From Beginning to End: A Girl Scout Cookie Saga

I like a good Girl Scout Cookie. In fact, I like a bad Girl Scout Cookie. Which good or bad Girl Scout Cookie do I like the most? The Samoa, of course.

If you do not know what a Samoa is, I shall explain. But as one should never make any assumptions, I will first explain what Girl Scout Cookies are.

The Girl Scouts is an organization found within the United States (a country in North America) in which young girls put on vests and sew various badges onto said vests and go around performing various deeds and good works.

Cookies are baked goods comprised of sometimes flour, sugar, maybe eggs, perhaps nuts, occasionally chocolate. Many people like cookies and eat them (eating is when you place things into your mouth and then swallow and these things [which you've swallowed] go down into your pipes and are absorbed into your very being).

Girl Scout cookies are cookies the girls in vests sell to make money for their organization so they can buy more vests and badges to put on their vests. The Girl Scouts contract out to a cookie manufacturer who produces various varieties of these cookies the vest-people peddle, one of these varieties being the Samoa.

The Samoa is a coconut-based cookie drenched in caramel and covered in swirls of chocolate. It has an ever-so-slightly salty-savoriness to it. It is incredibly scrumptious.

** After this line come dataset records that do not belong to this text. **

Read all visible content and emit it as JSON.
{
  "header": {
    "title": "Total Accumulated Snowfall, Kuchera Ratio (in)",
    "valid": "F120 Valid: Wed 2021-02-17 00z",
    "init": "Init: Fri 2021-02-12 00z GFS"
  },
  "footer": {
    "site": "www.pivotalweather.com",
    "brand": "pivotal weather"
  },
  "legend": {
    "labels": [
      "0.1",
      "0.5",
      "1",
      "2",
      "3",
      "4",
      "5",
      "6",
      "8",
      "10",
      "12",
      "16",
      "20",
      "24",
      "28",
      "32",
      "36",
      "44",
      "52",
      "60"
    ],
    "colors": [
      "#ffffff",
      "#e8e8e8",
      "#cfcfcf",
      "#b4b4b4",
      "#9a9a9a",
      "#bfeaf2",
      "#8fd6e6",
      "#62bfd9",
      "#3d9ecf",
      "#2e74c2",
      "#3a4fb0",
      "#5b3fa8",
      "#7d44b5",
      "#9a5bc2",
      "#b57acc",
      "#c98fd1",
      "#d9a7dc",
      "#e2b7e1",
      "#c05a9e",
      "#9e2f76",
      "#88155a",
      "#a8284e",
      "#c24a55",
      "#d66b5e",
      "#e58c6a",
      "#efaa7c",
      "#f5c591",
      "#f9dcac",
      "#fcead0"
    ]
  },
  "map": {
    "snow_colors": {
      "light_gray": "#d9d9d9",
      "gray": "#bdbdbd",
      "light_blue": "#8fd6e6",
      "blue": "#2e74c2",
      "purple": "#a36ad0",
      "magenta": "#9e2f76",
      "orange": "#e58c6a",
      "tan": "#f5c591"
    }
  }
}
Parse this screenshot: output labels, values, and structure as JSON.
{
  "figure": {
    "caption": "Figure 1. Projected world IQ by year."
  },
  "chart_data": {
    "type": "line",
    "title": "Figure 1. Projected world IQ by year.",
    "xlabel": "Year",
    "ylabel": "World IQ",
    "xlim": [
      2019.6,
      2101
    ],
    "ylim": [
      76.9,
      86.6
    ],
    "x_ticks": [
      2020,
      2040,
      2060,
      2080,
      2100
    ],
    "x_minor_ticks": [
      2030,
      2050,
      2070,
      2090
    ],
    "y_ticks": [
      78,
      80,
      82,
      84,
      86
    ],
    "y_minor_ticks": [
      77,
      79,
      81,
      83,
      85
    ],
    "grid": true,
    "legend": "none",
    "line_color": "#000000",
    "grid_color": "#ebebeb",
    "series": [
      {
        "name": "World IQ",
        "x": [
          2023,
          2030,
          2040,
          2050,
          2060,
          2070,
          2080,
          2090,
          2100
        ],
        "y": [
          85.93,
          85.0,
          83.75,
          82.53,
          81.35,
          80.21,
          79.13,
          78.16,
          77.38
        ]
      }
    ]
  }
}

The problem, which until this point I have kept hidden: the Girl Scouts only sell their cookies once a year, and I've always found it impossible to order more than 20 boxes per Girl Scout I can find. Although I usually track down around 50 Girl Scouts a season, 50 times 20 is 1,000, and 1,000 is far too few boxes of Samoas for a year.

The solution, which until this point I have not known: Keebler makes a line of cookies entitled "Coconut Dreams," which, as far as this reporter can tell, are identical to Samoas.

The problem, which until this point I have not had: Keebler makes a line of cookies entitled "Coconut Dreams," which, as far as this reporter can tell, are identical to Samoas.

The end: I die from eating too many Coconut Dream cookies.  An honorable way to go.